„Menschen mit Behinderung gehören nicht an den Rand der Gesellschaft, sondern in die Mitte“, bekundete die mit einer ansteckenden Fröhlichkeit gesegnete Oberhirtin des Kirchenkreises Bayreuth. Mit großer Begeisterung feiere sie daher zusammen mit den katholischen Freunden die „Woche für das Leben“. Den angekündigten Ausstieg der EKD aus dem seit 30 Jahren bestehenden ökumenischen Projekt, bei dem man gemeinsam für den Schutz menschlichen Lebens in all seinen Phasen eintritt, bedauere sie sehr.
Seit 1994 wechselt die Organisation zwischen den beiden Kirchen; in diesem Jahr zeichnet die evangelische Seite verantwortlich. Bei der Konferenz der Dekane habe sie daher gefragt, wo man die Woche feiern könne. Dekanin Ulrike Schorn erzählte daraufhin von den tollen „Kids vom Ring“ sowie von der Lebenshilfe in Kronach. Lebenshilfe-Vorsitzender Florian Kleine-Herzbruch stellte die Einrichtung vor, die das Ehepaar Döring im Jahre 1968 als Hilfsverein für Eltern mit behinderten Kindern gegründet hatte. Aus bescheidensten Anfängen heraus werden in der Kronacher Lebenshilfe mittlerweile Menschen vom Säugling bis ins hohe Alter nachhaltig gefördert, betreut und unterstützt.
Interessiert erkundigte sich Greiner nach den unterschiedlichen Ursachen der Einschränkungen. Neben der Genetik können beispielsweise Probleme beim Geburtsverlauf oder auch Alkohol- bzw. Drogenkonsum der Mutter ursächlich sein. Lebenshilfe-Geschäftsführer Christian Cartus berichtete von einer auffälligen Häufung von Autismus, während Tagesstätten-Leiterin Marina Kremer einen Anstieg von Milieu-Familien wahrnahm, also Kinder aufgrund der häuslichen Verhältnisse behindert seien. Eine große Rolle spiele, so Sonderschulrektorin Marion Schönborn, auch der Migrationshintergrund, nachdem es in anderen Ländern zum Teil gar keine Schulen gebe. Einige dieser Kinder seien aufgrund ihrer fürchterlichen Erlebnisse traumatisiert. „Wir sind dem Bezirk sehr dankbar, dass wir hier so etwas Großartiges haben und hierfür so viel Geld in die Hand genommen wird.“
Wie notwendig dies sei, verdeutlichte Christian Cartus. Er befürchtet einen einschneidenden Wendepunkt, nachdem in Politikerkreisen die Rede davon sei, das Sozialsystem zurückfahren und wieder mehr der Wirtschaft zuspielen zu wollen. „Unsere Position ist, dass eine Wirtschaft nur gut laufen kann, wenn das Soziale ausgewogen und gesichert ist.“ Schon 2023 habe sich die AfD mehrfach gegen das Recht auf Inklusion ausgesprochen.

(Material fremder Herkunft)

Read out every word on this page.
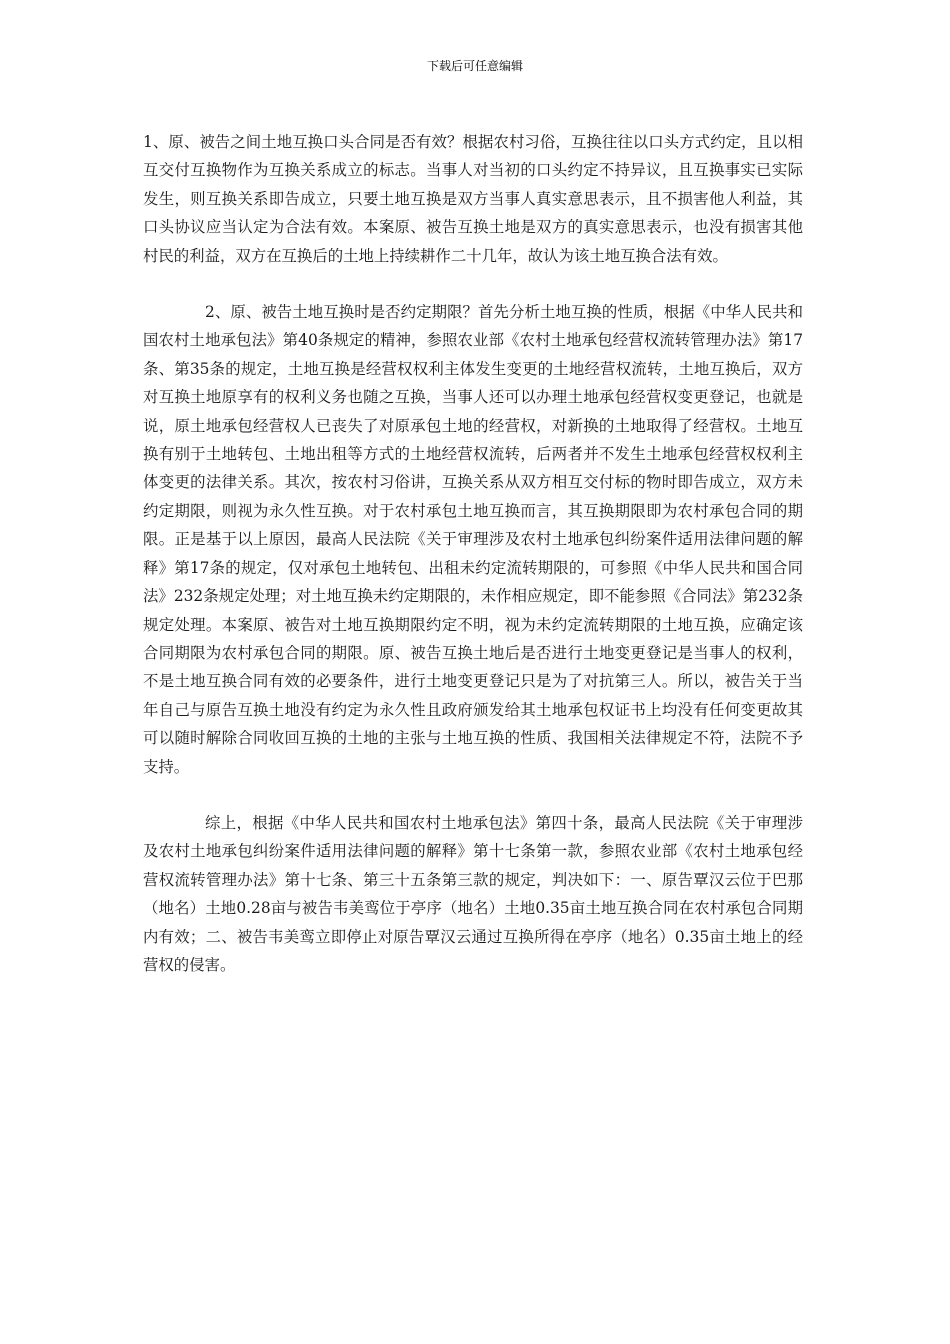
下载后可任意编辑

1、原、被告之间土地互换口头合同是否有效？根据农村习俗，互换往往以口头方式约定，且以相互交付互换物作为互换关系成立的标志。当事人对当初的口头约定不持异议，且互换事实已实际发生，则互换关系即告成立，只要土地互换是双方当事人真实意思表示，且不损害他人利益，其口头协议应当认定为合法有效。本案原、被告互换土地是双方的真实意思表示，也没有损害其他村民的利益，双方在互换后的土地上持续耕作二十几年，故认为该土地互换合法有效。

2、原、被告土地互换时是否约定期限？首先分析土地互换的性质，根据《中华人民共和国农村土地承包法》第40条规定的精神，参照农业部《农村土地承包经营权流转管理办法》第17条、第35条的规定，土地互换是经营权权利主体发生变更的土地经营权流转，土地互换后，双方对互换土地原享有的权利义务也随之互换，当事人还可以办理土地承包经营权变更登记，也就是说，原土地承包经营权人已丧失了对原承包土地的经营权，对新换的土地取得了经营权。土地互换有别于土地转包、土地出租等方式的土地经营权流转，后两者并不发生土地承包经营权权利主体变更的法律关系。其次，按农村习俗讲，互换关系从双方相互交付标的物时即告成立，双方未约定期限，则视为永久性互换。对于农村承包土地互换而言，其互换期限即为农村承包合同的期限。正是基于以上原因，最高人民法院《关于审理涉及农村土地承包纠纷案件适用法律问题的解释》第17条的规定，仅对承包土地转包、出租未约定流转期限的，可参照《中华人民共和国合同法》232条规定处理；对土地互换未约定期限的，未作相应规定，即不能参照《合同法》第232条规定处理。本案原、被告对土地互换期限约定不明，视为未约定流转期限的土地互换，应确定该合同期限为农村承包合同的期限。原、被告互换土地后是否进行土地变更登记是当事人的权利，不是土地互换合同有效的必要条件，进行土地变更登记只是为了对抗第三人。所以，被告关于当年自己与原告互换土地没有约定为永久性且政府颁发给其土地承包权证书上均没有任何变更故其可以随时解除合同收回互换的土地的主张与土地互换的性质、我国相关法律规定不符，法院不予支持。

综上，根据《中华人民共和国农村土地承包法》第四十条，最高人民法院《关于审理涉及农村土地承包纠纷案件适用法律问题的解释》第十七条第一款，参照农业部《农村土地承包经营权流转管理办法》第十七条、第三十五条第三款的规定，判决如下：一、原告覃汉云位于巴那（地名）土地0.28亩与被告韦美鸾位于亭序（地名）土地0.35亩土地互换合同在农村承包合同期内有效；二、被告韦美鸾立即停止对原告覃汉云通过互换所得在亭序（地名）0.35亩土地上的经营权的侵害。
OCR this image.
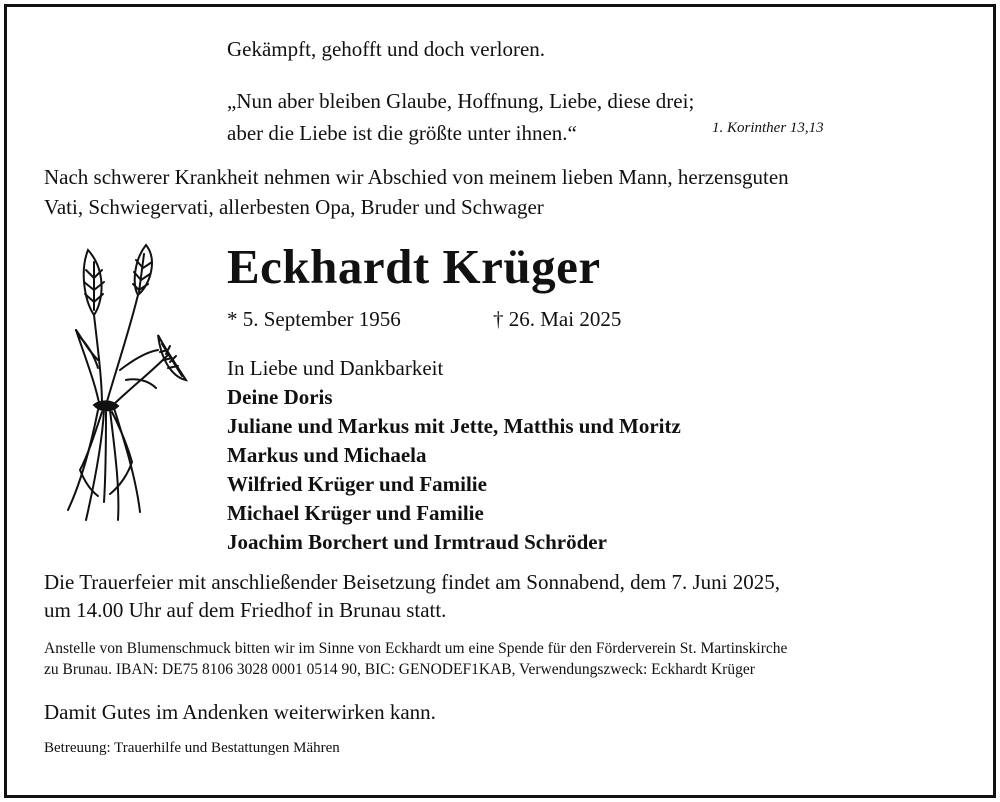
Gekämpft, gehofft und doch verloren.
„Nun aber bleiben Glaube, Hoffnung, Liebe, diese drei;
aber die Liebe ist die größte unter ihnen.“	1. Korinther 13,13
Nach schwerer Krankheit nehmen wir Abschied von meinem lieben Mann, herzensguten
Vati, Schwiegervati, allerbesten Opa, Bruder und Schwager
Eckhardt Krüger
* 5. September 1956	† 26. Mai 2025
In Liebe und Dankbarkeit
Deine Doris
Juliane und Markus mit Jette, Matthis und Moritz
Markus und Michaela
Wilfried Krüger und Familie
Michael Krüger und Familie
Joachim Borchert und Irmtraud Schröder
Die Trauerfeier mit anschließender Beisetzung findet am Sonnabend, dem 7. Juni 2025,
um 14.00 Uhr auf dem Friedhof in Brunau statt.
Anstelle von Blumenschmuck bitten wir im Sinne von Eckhardt um eine Spende für den Förderverein St. Martinskirche
zu Brunau. IBAN: DE75 8106 3028 0001 0514 90, BIC: GENODEF1KAB, Verwendungszweck: Eckhardt Krüger
Damit Gutes im Andenken weiterwirken kann.
Betreuung: Trauerhilfe und Bestattungen Mähren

„Die Menschenwürde ist unteilbar, weil Gott uns alle liebt – egal, welche Begabungen oder Einschränkungen wir haben“, betonte Greiner. Wenn politische Parteien wieder anfingen, Menschen mit Behinderung an den Rand zu drängen, ihnen die Lebensmöglichkeit zu nehmen und als reinen Kostenfaktor zu erachten, sei dies unglaublich.
„Die Kids vom Ring haben mich voll integriert. Ich glaube, das war mein schönster Geburtstag“, zeigte sich die Regionalbischöfin danach völlig überwältigt von der in der Lebenshilfe Kronach herrschenden Lebensfreude.
Am Freitag, 12. April wird die „Woche für das Leben“ mit einem zentralen ökumenischen Gottesdienst in der Kronacher Christuskirche mit Regionalbischöfin Dorothea Greiner und Dekanin Ulrike Schorn sowie Erzbischof Herwig Gössl und Domkapitular Thomas Teuchgräber eröffnet. Beginn des Gottesdiensts – unter Mitwirkung von Beschäftigen der Wefa sowie musikalischer Umrahmung der „Kids vom Ring“ – ist um 17.30 Uhr.